Thursday, March 15, 2018

The Blackthorn Key (Julie)

Mysteries. Riddles. Murders. Homemade cannons. Kevin Sands's The Blackthorn Key will keep you guessing in this historical fiction aimed at young adults.

It's 1665 and orphan Christopher Rowe has been an apprentice to an apothecary for several years. Unlike most apprentices during this time, Christopher has a good life under a good master. For example, he didn't get beaten when he tested his homemade cannon and gunpowder inside their shop, even though the shot went wild. Life is good except for a growing threat to the apothecaries in town. Some have been gruesomely mutilated, and the culprits are still at large.

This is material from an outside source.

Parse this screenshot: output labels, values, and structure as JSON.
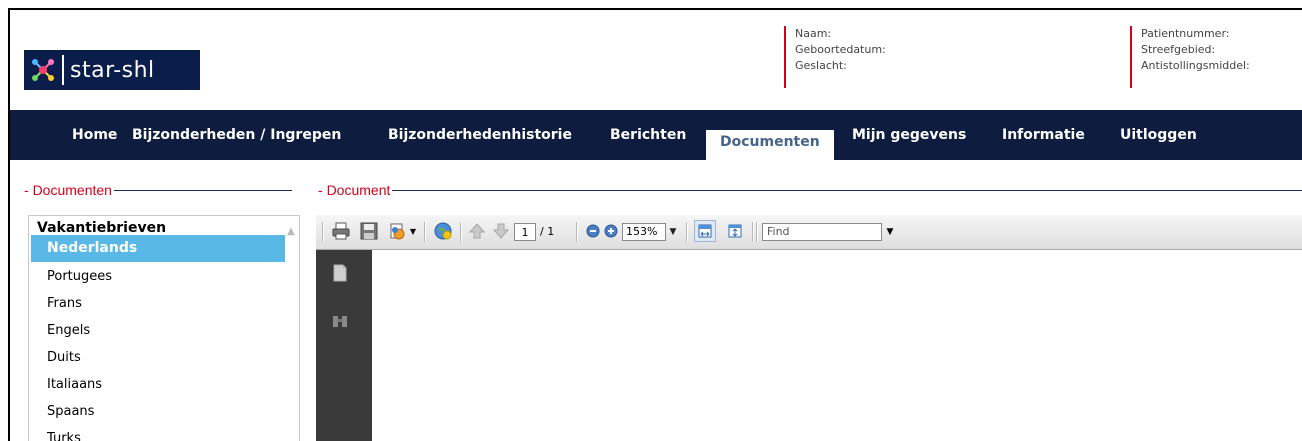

After returning from an errand, Chris finds his master dead, just like the other apothecaries. With his future hanging in the balance now he is without a home and master, Chris discovers puzzles that have been left for him, ones that once decoded, will hold the key to the mystery of the cult that is supposedly behind the attacks. The deeper he digs, the more danger he finds himself in as the murderers set their sights on him.

What worked: When Chris discovers the real reason behind the deaths, I was surprised like him. I didn't see that coming, and it certainly provided an unexpected twist, which is always fun.
Chris is a pretty independent main character, but he is helped throughout the book by his best friend, Tom. I liked their friendship as the boys stood by each other despite the dangers.

What didn't work for me: I will admit it. I was totally grossed out by some of the fighting scenes, especially at the end. It wasn't especially graphic, but there was a lot of bodily injuries at one time. Just a little too much for me:(
One other thing that bothered me, and is a good reminder to me as a writer, was too much description. There were large chunks of description (and backstory) that I tended to either skim or skip entirely because it bogged down the story in places

Overall, I'd give it a 4 out of 5. It was an interesting read with likable characters.


  1. Sounds like an interesting concept, but I'm guessing I'd have a similar reaction to the violence, description, and backstory. Thanks for sharing, Julie!

  2. Great review, Julie! I might skip this due to the violence though, so thanks for the warning!